Hierauf reagierte das Bundesarbeitsgericht (BAG) mit zwei unerwarteten Urteilen vom 30.09.2014. Es legte die gesetzliche Neuregelung in der Weise aus, dass es dem Grunde nach eine Ausgleichspflicht der Pensionskassen und Direktversicherer bejahte: Die Betriebsrenten sollten sowohl im Hinblick auf Leistungskürzungen als auch im Hinblick auf einen vollen Inflationsausgleich angepasst werden. Dies gilt nach dem BAG nicht für Versorgungszusagen vor dem 16.05.1996 (Inkrafttreten der Deckungsrückstellungsverordnung) und auch danach nur dann, wenn der von der Bundesanstalt für Finanzdienstleistungsaufsicht (BAFin) festgelegte Höchstrechnungszinssatz nicht überschritten wird.

Aktuelle Situation

Die Wirtschaftskrise und deren Auswirkungen auf die Betriebsrentenkassen noch vor Augen habend, reagierte der Gesetzgeber auf die vorgenannten Urteile des BAG sehr schnell. Er änderte am 21.12.2015 mit Wirkung zum 31.12.2015 erneut den Wortlaut der Vorschrift des § 16 III Nr. 2 BetrAVG. Die Einhaltung eines bestimmten Zinsniveaus wurde vollständig gestrichen. Nach dem neuen Wortlaut des § 16 III Nr. 2 BetrAVG kann die Anpassungs-(-prüfungs-)pflicht entfallen, wenn ab Rentenbeginn sämtliche auf den Rentenbescheid entfallende Überschußanteile zur Erhöhung der laufenden Leistungen verwendet werden.
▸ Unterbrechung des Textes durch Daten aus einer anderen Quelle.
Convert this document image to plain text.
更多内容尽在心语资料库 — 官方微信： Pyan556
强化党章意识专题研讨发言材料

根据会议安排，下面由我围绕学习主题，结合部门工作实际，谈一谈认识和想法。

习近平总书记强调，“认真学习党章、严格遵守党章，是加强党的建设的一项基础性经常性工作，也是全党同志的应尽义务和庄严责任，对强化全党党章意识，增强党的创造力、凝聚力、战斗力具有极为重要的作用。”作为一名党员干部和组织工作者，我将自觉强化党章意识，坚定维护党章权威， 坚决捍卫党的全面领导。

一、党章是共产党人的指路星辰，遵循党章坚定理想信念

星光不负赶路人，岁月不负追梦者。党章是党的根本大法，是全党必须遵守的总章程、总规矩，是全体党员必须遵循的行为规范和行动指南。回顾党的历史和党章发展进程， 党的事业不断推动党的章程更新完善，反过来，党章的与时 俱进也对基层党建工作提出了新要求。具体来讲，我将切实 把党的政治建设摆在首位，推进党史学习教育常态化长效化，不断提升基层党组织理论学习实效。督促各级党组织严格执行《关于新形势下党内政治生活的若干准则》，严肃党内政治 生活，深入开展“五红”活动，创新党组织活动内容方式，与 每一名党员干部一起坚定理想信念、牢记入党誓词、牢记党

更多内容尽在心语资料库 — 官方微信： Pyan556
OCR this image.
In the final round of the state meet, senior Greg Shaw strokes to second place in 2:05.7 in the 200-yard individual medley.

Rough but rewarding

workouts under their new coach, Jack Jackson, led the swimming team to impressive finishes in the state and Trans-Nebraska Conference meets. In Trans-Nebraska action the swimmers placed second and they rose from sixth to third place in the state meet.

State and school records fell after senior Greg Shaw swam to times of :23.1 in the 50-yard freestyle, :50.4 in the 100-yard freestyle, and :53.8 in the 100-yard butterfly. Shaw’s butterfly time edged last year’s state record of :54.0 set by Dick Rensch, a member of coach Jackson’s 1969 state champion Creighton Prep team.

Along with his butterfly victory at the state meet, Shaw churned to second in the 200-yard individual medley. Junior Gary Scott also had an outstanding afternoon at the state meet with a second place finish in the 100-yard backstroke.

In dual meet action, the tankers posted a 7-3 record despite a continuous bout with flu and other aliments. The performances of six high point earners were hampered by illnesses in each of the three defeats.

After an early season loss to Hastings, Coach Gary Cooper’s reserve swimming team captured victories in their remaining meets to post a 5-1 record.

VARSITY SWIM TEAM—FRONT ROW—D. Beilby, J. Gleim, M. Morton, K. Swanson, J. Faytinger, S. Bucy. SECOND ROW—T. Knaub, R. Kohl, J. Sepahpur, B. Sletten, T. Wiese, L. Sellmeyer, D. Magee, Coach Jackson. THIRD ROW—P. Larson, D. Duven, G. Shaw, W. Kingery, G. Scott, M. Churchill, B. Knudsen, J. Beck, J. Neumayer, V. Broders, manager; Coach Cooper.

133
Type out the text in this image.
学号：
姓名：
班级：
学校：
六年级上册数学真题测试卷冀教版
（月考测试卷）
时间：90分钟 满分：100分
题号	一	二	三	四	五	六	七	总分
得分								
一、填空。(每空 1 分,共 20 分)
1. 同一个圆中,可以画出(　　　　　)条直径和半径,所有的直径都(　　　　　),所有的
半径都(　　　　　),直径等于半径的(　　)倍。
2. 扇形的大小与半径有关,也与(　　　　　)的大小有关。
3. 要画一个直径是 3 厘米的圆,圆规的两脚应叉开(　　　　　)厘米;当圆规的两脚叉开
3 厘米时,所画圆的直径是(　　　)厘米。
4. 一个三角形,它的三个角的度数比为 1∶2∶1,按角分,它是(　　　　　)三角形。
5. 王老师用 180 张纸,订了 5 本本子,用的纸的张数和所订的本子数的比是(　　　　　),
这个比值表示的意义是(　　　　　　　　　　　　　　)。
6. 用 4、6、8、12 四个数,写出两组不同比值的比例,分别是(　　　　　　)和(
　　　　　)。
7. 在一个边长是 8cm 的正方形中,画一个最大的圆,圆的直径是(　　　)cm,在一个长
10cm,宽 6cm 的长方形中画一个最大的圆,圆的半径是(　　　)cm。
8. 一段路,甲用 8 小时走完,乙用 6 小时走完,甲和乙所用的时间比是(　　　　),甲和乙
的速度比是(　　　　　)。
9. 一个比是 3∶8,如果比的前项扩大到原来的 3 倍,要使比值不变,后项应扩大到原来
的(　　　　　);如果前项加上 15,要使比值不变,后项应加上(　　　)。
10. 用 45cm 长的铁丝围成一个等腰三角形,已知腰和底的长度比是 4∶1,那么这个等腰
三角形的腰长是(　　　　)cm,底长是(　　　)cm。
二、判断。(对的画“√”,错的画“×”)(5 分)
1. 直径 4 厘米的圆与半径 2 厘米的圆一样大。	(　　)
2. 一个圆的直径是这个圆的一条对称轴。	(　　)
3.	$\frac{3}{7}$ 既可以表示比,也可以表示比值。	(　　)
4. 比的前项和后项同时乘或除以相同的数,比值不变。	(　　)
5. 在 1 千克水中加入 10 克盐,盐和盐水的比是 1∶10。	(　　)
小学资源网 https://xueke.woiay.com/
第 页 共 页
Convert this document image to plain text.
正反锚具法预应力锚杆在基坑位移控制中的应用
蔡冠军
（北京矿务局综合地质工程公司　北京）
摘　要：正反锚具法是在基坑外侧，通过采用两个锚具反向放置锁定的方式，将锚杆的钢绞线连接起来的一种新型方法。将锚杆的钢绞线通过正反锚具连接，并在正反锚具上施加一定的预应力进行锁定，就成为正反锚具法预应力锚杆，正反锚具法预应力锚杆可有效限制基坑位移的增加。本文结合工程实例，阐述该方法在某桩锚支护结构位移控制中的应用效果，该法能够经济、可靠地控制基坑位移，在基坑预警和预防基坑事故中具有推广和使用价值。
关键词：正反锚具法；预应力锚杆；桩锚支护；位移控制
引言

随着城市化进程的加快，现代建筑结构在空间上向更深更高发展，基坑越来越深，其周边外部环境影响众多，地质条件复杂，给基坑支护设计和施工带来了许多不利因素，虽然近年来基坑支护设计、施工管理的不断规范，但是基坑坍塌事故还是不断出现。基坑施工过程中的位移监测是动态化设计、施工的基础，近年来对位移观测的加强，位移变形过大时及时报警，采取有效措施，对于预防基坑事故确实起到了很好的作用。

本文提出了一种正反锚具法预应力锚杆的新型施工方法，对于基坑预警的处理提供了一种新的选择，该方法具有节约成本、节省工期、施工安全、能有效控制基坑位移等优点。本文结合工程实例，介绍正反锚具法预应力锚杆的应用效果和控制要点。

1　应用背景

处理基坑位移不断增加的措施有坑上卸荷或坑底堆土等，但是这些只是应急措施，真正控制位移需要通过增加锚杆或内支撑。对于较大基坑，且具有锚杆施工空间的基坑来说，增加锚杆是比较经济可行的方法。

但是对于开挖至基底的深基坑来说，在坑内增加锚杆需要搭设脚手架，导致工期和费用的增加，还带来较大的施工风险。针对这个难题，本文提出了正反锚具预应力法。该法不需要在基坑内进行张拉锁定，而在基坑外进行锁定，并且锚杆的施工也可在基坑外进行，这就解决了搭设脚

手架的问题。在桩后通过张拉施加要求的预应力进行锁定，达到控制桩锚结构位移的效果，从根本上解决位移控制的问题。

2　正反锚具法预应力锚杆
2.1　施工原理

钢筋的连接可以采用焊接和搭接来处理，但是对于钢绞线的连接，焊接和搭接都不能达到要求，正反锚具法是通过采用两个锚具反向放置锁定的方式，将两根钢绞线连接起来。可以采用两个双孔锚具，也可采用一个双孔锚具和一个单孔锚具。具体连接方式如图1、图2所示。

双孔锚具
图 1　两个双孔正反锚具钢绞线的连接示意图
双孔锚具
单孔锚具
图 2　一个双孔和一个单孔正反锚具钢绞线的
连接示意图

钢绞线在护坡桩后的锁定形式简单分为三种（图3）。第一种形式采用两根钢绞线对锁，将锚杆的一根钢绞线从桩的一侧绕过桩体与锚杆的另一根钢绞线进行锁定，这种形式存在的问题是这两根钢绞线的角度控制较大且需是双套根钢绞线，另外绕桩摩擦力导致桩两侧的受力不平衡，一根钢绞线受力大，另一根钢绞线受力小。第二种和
Nach dem Willen des Gesetzgebers gilt dies nicht nur für die zukünftigen Prüfungen nach § 16 I BetrAVG. Da nach Ansicht des Gesetzgebers der gesamte Rentenbezug ab dem Beginn der jeweiligen Rentenzahlung einheitlich zu behandeln ist, hat der Arbeitgeber auch in der Vergangenheit keine Anpassung geschuldet, wenn er die jetzt gesetzlich festgelegten Kriterien des § 16 III Nr. 2 BetrAVG von Anfang an erfüllt hat.

Der Gesetzgeber hat diese Rückwirkung nicht zeitlich begrenzt; er verneint ein potentielles schutzwürdiges Interesse der Betriebsrentner, falls es zu einer Rückwirkung kommt.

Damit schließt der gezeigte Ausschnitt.